At the Glacier anomaly, a spectacular gossan dominates a 58 metre by greater than 200 metre zone of quartz-carbonate-albitized crackle breccia, probably within andesite tuff. The zone contains up to 5 per cent fracture-smeared pyrite and pyrrhotite. All 1990 samples returned negative results even though silt sampling in 1988 had produced up to 2500 parts per billion gold from that drainage basin. The Glacier zone/anomaly is about 600 metres southwest of the Upper Cave Creek (Pond) zone (Figure 4, Assessment Report 20988).
Work History
The area was originally explored by Teck Explorations and Dupont in the early 1980’s, with work centering on the Tuff and New Limpoke occurrences (MINFILE 104G 121 and 104G 024). Between 1988 and 1992, Integrated Resources explored the area as the Goat and IR claims and completed programs of geochemical sampling, geophysical surveys, geological mapping. In 2002, Newcastle Resources and Viceroy Resources staked the area as a part of the Target 1-4 claims and completed a prospecting program.
In 2014, Divitiae Resources spent 2 weeks on its Big Red property which covered 18 MINFILE occurrences. Divitiae collected 12 rock samples in the southern portion of the property. Selective samples ran above 1 per cent copper (Assessment Report 35466).
By 2017, Divitiae had expanded their Big Red claim group extending it 5 kilometres more to the west, covering the Poker (104G 149) occurrence. Divitiae changed the property name from Big Red to River of Gold and undertook an airborne magnetic and radiometric survey in late September that covered all of the River of Gold claims totalling 536 line-kilometres. In October of 2017, preliminary prospecting was completed on high probability anomalies generated by previous ASTER analysis, and the new airborne geophysics. At this time 64 rock samples were collected. Work on the northern portion of the property failed to find any samples to be assayed. The complete airborne geophysical survey report is attached as an appendix within assessment Report 36930).

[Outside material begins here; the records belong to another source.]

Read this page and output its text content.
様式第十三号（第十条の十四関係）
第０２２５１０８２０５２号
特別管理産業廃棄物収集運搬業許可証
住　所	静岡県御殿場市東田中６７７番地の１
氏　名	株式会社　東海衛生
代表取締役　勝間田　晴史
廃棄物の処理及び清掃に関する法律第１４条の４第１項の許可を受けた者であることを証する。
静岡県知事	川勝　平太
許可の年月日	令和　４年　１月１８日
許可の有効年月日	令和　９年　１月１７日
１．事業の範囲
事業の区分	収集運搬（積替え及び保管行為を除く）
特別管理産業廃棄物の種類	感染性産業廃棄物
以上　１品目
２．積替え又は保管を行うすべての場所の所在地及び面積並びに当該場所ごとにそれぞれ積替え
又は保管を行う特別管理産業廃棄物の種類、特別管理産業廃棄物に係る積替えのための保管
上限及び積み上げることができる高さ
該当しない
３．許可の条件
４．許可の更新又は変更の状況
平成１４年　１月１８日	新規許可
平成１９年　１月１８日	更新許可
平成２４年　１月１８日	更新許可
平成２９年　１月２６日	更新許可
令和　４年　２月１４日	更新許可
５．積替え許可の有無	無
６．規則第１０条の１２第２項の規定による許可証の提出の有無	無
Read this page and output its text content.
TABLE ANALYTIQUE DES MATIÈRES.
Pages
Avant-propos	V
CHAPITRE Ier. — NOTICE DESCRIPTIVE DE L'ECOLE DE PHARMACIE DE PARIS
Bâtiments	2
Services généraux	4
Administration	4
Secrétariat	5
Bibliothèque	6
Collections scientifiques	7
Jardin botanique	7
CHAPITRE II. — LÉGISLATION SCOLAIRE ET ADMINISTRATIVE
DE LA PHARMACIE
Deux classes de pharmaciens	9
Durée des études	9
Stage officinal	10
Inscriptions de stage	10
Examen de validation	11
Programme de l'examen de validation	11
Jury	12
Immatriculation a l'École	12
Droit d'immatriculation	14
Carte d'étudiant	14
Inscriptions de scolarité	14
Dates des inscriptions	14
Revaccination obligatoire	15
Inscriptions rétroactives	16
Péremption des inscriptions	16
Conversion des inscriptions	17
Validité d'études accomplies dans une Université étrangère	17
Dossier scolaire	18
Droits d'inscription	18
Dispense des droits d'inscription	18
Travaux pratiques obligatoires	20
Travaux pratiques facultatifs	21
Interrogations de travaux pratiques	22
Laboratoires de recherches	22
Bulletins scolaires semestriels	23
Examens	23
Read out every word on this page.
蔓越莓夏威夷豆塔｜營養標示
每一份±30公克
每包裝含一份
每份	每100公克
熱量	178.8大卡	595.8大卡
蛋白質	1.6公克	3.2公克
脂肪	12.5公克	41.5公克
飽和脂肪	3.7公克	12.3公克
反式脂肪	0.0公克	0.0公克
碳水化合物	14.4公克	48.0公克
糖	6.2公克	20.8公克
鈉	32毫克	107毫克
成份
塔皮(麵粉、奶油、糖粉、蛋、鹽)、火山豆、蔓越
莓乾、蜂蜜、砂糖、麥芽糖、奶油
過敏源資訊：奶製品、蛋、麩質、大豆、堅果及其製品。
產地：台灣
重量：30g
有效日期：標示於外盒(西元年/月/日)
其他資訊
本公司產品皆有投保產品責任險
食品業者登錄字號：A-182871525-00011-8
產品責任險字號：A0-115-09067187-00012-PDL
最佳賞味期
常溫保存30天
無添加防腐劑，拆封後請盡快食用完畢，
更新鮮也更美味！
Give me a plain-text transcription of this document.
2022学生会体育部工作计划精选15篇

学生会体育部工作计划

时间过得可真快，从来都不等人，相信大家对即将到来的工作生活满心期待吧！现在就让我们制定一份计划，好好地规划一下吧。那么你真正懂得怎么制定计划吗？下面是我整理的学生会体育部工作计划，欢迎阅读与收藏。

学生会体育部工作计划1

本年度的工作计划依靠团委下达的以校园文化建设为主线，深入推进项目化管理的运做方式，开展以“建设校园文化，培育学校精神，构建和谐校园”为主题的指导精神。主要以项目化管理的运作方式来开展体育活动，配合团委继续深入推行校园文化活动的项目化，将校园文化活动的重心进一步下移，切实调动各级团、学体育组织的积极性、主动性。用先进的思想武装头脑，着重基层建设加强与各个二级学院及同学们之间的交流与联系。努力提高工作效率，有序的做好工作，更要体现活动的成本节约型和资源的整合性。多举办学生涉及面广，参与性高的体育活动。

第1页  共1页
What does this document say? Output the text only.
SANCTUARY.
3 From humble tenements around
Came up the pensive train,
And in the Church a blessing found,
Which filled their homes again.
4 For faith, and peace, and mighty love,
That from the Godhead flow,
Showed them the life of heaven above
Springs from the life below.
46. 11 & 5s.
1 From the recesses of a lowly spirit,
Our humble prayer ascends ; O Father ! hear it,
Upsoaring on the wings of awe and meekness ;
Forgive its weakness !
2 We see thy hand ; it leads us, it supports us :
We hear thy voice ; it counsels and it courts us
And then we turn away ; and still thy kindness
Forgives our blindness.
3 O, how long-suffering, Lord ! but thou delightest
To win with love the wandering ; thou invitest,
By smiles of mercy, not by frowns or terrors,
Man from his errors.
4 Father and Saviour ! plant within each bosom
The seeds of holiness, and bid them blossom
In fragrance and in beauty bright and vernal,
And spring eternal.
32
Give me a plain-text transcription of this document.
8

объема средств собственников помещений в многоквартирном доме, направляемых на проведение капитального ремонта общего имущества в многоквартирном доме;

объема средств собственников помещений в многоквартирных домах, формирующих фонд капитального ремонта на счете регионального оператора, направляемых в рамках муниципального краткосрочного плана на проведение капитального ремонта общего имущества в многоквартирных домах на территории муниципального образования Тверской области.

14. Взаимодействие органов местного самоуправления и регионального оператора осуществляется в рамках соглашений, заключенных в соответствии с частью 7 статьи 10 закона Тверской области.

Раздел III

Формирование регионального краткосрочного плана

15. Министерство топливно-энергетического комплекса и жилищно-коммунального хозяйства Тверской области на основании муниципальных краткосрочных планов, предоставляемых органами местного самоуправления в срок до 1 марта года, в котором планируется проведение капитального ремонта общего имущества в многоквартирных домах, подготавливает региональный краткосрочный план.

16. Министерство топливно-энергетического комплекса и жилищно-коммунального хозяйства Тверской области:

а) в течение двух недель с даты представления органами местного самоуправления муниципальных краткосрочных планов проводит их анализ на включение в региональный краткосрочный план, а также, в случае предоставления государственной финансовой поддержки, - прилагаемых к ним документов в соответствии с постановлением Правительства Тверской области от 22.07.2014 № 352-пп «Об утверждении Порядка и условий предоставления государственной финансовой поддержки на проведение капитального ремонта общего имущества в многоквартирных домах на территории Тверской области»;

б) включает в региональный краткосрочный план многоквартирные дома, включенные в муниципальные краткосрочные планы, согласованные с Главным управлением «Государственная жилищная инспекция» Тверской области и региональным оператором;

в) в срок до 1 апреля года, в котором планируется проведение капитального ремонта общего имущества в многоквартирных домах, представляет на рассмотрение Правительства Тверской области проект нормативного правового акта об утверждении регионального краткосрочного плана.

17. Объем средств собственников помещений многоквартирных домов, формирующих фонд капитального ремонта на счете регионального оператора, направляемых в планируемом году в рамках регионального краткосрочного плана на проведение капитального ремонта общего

In 2019 and 2020, Libero Copper and Gold Corp. completed programs of geological mapping; geochemical (rock, soil and talus fines) sampling; a 549 line-kilometre airborne electromagnetic (ZTEM) survey; three diamond drill holes, totalling 610.0 metres, and 24 reverse-circulation drill holes, totalling 3527.5 metres, on the area as the Big Red property.
See Ridge (104G 208) for details of a common work history.